Updated Nov.1,2001 16:51 KST

No Objective Tests for in North Korean Students

Test questions given in North Korean schools are all subjective and defectors living in the South encounter for the first time in their lives the objective test of selecting a correct answer in a multi-choice questionnaire when they take driving license tests. Needless to say, they are more unfamiliar with putting black dots on computer-processed sheets.

Questions given in primary, middle and high schools call for writing answers on a sheet of notebook paper. Suppose "Regarding the arduous march President Kim Il Sung undertook in his armed struggles against Japan" is presented as a test question. An exemplary reply must give the year and other particulars of the event correctly. On revolutionary history, literature and geography needing lengthy descriptions in reply, the teacher writes questions and answers on the blackboard in advance. Hence tested is the power of memory rather than creative thinking. Questions on mathematics and English, students' proficiency of which is better discerned than other subjects, often have only one right answer.
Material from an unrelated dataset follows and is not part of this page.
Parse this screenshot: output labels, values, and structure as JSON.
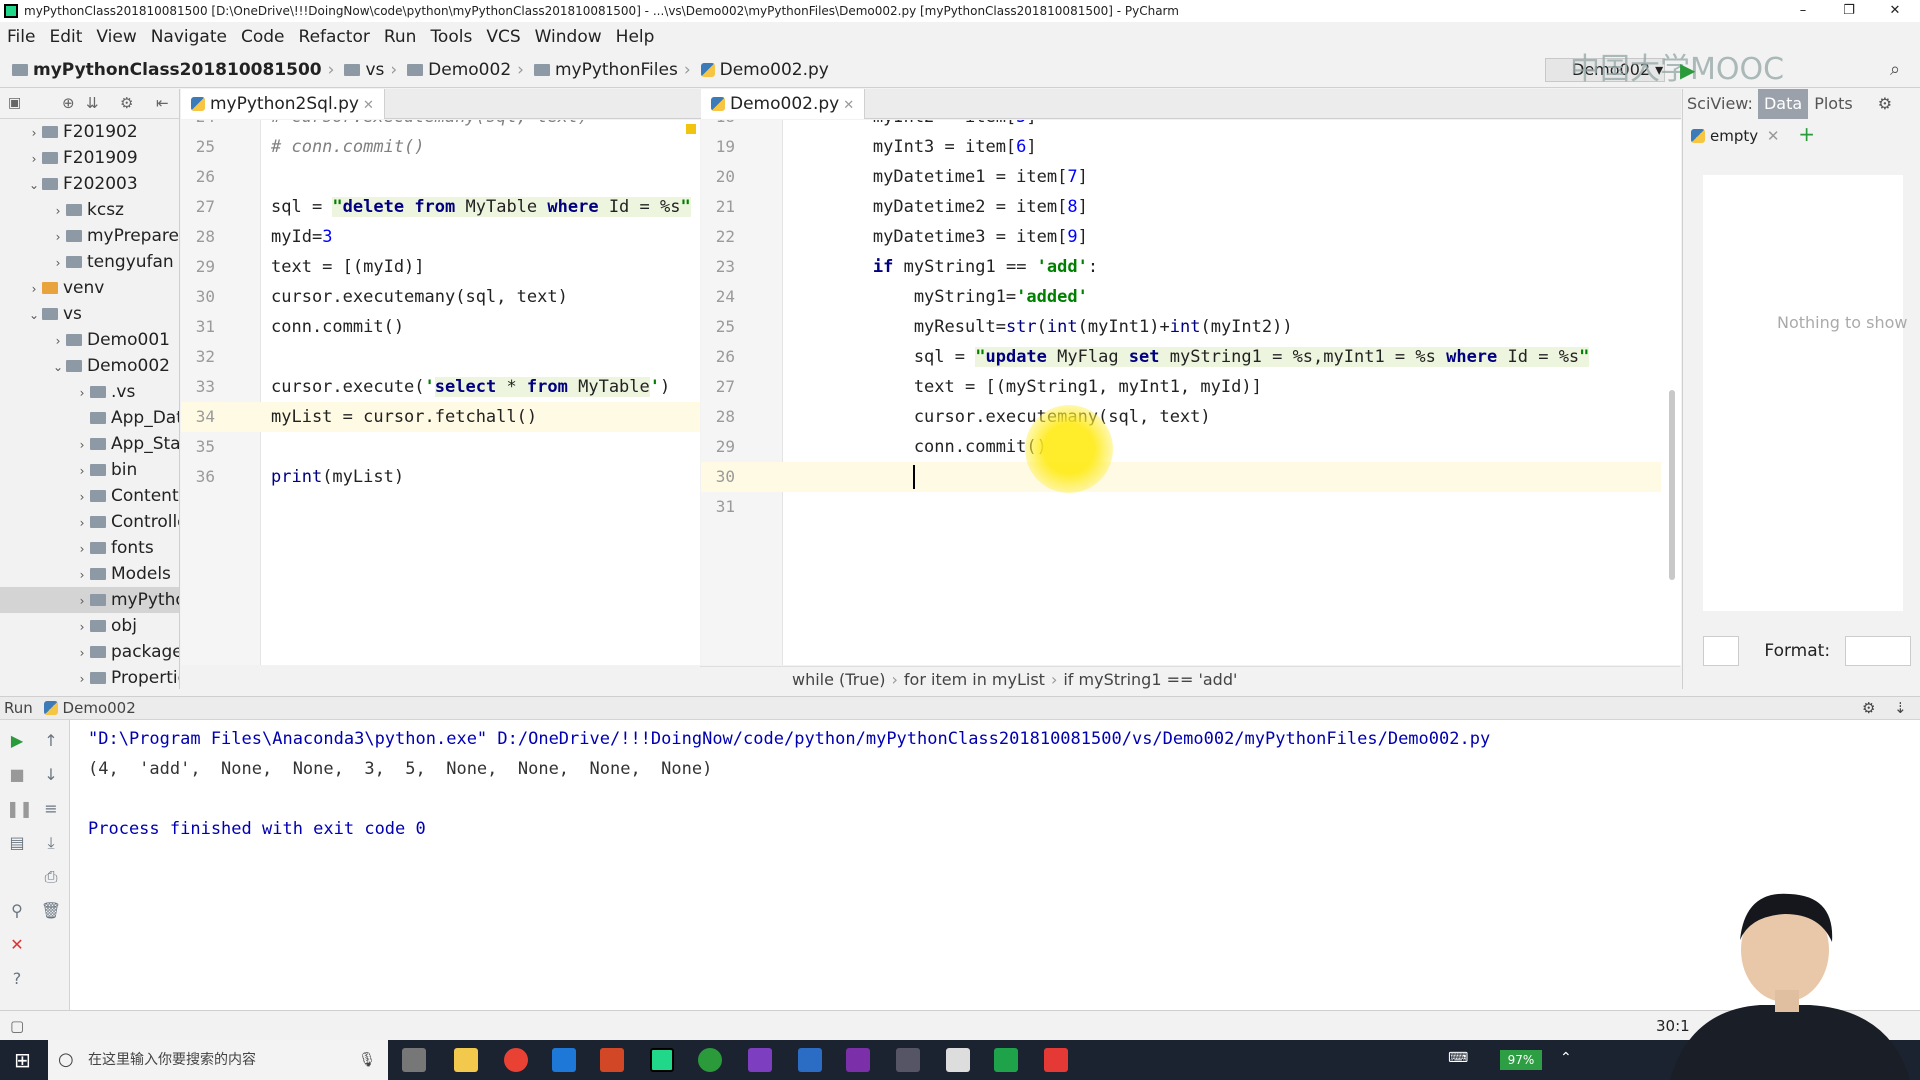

North Korean emigres taking objective tests for the first time here in the South, are first confused by ambiguous questions like "What is it that cannot be regarded as irrelevant to such and such?" But they soon find the merit of selecting the correct answer even without a thorough understanding of the question. Since one can hardly expect to give a correct answer purely out of luck in the North, they sometimes experience a sense of satisfaction in the South, arising from choosing the right answer by chance.

The biggest advantages of subjective tests in North Korea are the easiness with which teachers prepare test questions, and the fact that authorities don't have to prepare answer papers. Senior middle school students are required to bring to school blank answer papers, the size of which is pre-determined. Teachers write questions on the blackboard, the answers to which are written on papers the students themselves supply. Because the preliminary college entrance or scholastic aptitude test and final college entrance tests are also made up of subjective questions, questions are liable to be divulged and controversies develop from time to time as to the fairness in grading examination papers.

Examinations are troublesome to North Korean students, too. The stress of college entrance exam is no less severe than that in the South. Whether one chooses military service or academic courses is determined during senior middle school fourth grade, equivalent to senior high school first grade in the South. Teachers award generous assessments to those students who opt for military service, but Spartan courses are given to those students who aspire to enter colleges. Senior middle schools are often graded by the number of successful applicants they turn out who enter prestigious institutions of higher learning in the capital, such as Kim Chaek University of Technology, Kim Il Sung University, the University of Science and Kim Hyong Jik University of Education. Hence the students, teachers and parents involved make desperate efforts to get into prestigious universities. Some schools run classes accommodating college aspirants exclusively, some of whom, share boarding facilities, and some teachers provide individual tutoring. Prospective senior middle school graduates preparing for college entrance are exempted from rural area assignments and other miscellaneous extra-curricula work. Preliminary college entrance examinations are given in six subjects with English and mathematics included.

College courses are also arduous with students undergoing written and oral tests every term, the latter of which is most troublesome. Selecting at random one out of 50-60 question cards prepared in advance, they discuss the chosen subject in front of a panel of professors. Unless one is thoroughly prepared, he or she is apt to remain silent during most of oral tests.

Small groups of students, both male and female, are often observed under streetlights in Pyongyang and provincial cities engaged in examination preparations. They gather in circles around the Kim Il Sung Statue and the Revolutionary Ideology Research Institute in Pyongyang. It's quite a fun to study under streetlights, partially because they can date with the opposite sex, according to those who experienced this in their college days in the North. When professors announce before the class the results of tests given occasionally, however, some students are ashamed.

Instances of cheating often take place during examinations. Cheating is relatively easy because questions and answers are given in advance in many cases. Some conceal memos of answers in their sleeves, while others look at textbooks spread over chairs. Some resort to bolder tricks. "I once sneaked into the study room of the department head at night, and marked the oral test card I had thoroughly prepared for. I managed to get a favorable marking by discussing the subject given in that particular card prior to other fellow students," reminisced Jong Min-chol (alias), who attended a provincial engineering college. The trick he learned from his seniors, he said. But those discovered cheating are subject to heavy disciplinary actions, as well as having the text results involved invalidated.